As a Matter of Fact, It’s Likely Your Opinion
This is Part 3 of the series Money on Your Mind, a blog series created to tell you exactly what you need to know about your brain and your spending habits in a straightforward, simple format.
From my father’s reaction to me asking to adopt the cat in the picture above, you would’ve thought I’d asked him to give up his life’s savings for me to fly me to the moon. Being a father, he was completely opposed to the idea of adding yet another dependent to our household.
“But Dad! Owning a cat only costs an extra $500 per year. That’s less than you spend on coffee all year,” I complained.
“What do you mean only $500? That $500 would be amortized in my 401K for decades. Don’t be wasteful!” he hammered back ready to start another much-needed lecture on how much money I frivolously wasted.

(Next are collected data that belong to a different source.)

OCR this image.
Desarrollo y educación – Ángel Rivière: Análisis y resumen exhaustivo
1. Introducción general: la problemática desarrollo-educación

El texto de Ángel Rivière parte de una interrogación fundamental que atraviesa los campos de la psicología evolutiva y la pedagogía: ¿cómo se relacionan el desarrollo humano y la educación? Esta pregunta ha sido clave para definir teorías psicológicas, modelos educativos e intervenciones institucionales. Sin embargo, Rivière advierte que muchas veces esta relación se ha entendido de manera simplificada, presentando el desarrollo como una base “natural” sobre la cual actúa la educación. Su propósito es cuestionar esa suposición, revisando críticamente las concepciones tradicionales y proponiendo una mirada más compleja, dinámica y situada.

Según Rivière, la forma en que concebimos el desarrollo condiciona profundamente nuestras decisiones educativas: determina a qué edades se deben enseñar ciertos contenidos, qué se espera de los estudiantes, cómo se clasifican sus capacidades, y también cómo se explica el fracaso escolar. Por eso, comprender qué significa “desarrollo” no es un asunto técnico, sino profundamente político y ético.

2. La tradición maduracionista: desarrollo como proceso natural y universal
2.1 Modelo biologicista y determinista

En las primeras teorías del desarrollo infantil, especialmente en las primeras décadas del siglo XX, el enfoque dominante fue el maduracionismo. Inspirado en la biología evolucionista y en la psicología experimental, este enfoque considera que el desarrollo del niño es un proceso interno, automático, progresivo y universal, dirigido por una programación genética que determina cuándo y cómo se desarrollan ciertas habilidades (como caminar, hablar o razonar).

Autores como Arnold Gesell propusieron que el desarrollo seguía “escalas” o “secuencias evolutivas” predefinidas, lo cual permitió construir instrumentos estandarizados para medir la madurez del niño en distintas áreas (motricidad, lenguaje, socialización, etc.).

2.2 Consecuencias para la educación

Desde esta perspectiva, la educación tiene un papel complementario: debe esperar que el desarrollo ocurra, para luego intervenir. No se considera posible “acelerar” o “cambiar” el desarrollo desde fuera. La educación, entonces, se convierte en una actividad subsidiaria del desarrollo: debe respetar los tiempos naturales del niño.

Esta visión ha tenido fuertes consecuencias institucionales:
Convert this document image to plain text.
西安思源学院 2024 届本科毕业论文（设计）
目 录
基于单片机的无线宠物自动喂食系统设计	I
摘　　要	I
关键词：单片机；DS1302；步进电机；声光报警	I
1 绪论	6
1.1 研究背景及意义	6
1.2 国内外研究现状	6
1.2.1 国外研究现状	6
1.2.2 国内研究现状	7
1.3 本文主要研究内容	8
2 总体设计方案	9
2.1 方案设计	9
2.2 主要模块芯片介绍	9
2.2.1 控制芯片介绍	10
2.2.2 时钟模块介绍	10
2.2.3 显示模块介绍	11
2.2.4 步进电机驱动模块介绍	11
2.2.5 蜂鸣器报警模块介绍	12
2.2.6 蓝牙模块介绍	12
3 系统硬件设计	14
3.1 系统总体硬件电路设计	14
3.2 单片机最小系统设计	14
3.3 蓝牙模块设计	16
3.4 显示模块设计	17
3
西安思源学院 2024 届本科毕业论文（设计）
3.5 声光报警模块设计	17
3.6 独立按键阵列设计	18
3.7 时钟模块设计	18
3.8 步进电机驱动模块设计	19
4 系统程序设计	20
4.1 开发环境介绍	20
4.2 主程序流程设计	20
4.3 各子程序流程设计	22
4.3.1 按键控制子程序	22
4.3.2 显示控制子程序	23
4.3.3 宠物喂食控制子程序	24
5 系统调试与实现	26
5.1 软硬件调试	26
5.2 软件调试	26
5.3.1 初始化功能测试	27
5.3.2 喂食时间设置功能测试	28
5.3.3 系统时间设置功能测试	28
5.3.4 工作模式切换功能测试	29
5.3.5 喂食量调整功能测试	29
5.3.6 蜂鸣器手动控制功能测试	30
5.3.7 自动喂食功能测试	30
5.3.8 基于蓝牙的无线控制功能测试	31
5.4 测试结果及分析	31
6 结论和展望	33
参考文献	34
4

Though I didn’t understand when I was younger, this was a clear example of Confirmation Bias, a bias that commonly causes poor spending decisions. This cognitive bias occurs because we seek information that supports conclusions we wish or believe to be true and ignore information that doesn’t fit our views. In short, we’re subconsciously biased and tend to be bad at being objective, even if we try not to be.
As shown in the graph above, Confirmation Bias translates into how we interpret objective information. When me and my father heard that it took around $500 per year to take care of a cat, we interpreted the same piece of information differently to prove our polar opposite points.
How can this affect your wallet? When it comes to choosing investments, Confirmation Bias can lead you to jump to conclusions and be either overly optimistic or pessimistic. If you’ve always wanted to invest in the tech industry, you’re likely to remember and read articles predicting promising growth and stating the benefits to investing in tech. However, wearing Confirmation Bias’ rose-tinted glasses won’t dismiss the potential for a decline in the tech industry. If you’re not aware of the effects that Confirmation Bias can have on you, you could jump into the risky investment without being prepared for any of the downfalls that were predicted in sources that lacked your recognition.
Let’s look at another example of how Confirmation Bias can cause poor decision behaviour. If you’re considering renting a flat in London, you might be researching “living in London” rather than “Should I move to London?”. In the first question, the assumption is made that you will be moving to London and the search will return articles by those who feel strongly towards living in London. The difference lies in the second question, which allows the exploration of not only advantages, but also disadvantages of living in London that may include the cost of living, weather, demographics, etc. This balance of information is necessary to make an informed decision on whether to move to London or not.
In both of these examples, it is important to notice that being aware of arguments that go against your desired outcome or perspective allows you to make the right decision and be prepared no matter what the outcome is. To look at information objectively, don’t just use your memory to recall information. See how the facts can support your argument and counterargument and find out how much your truth and opinion overlap.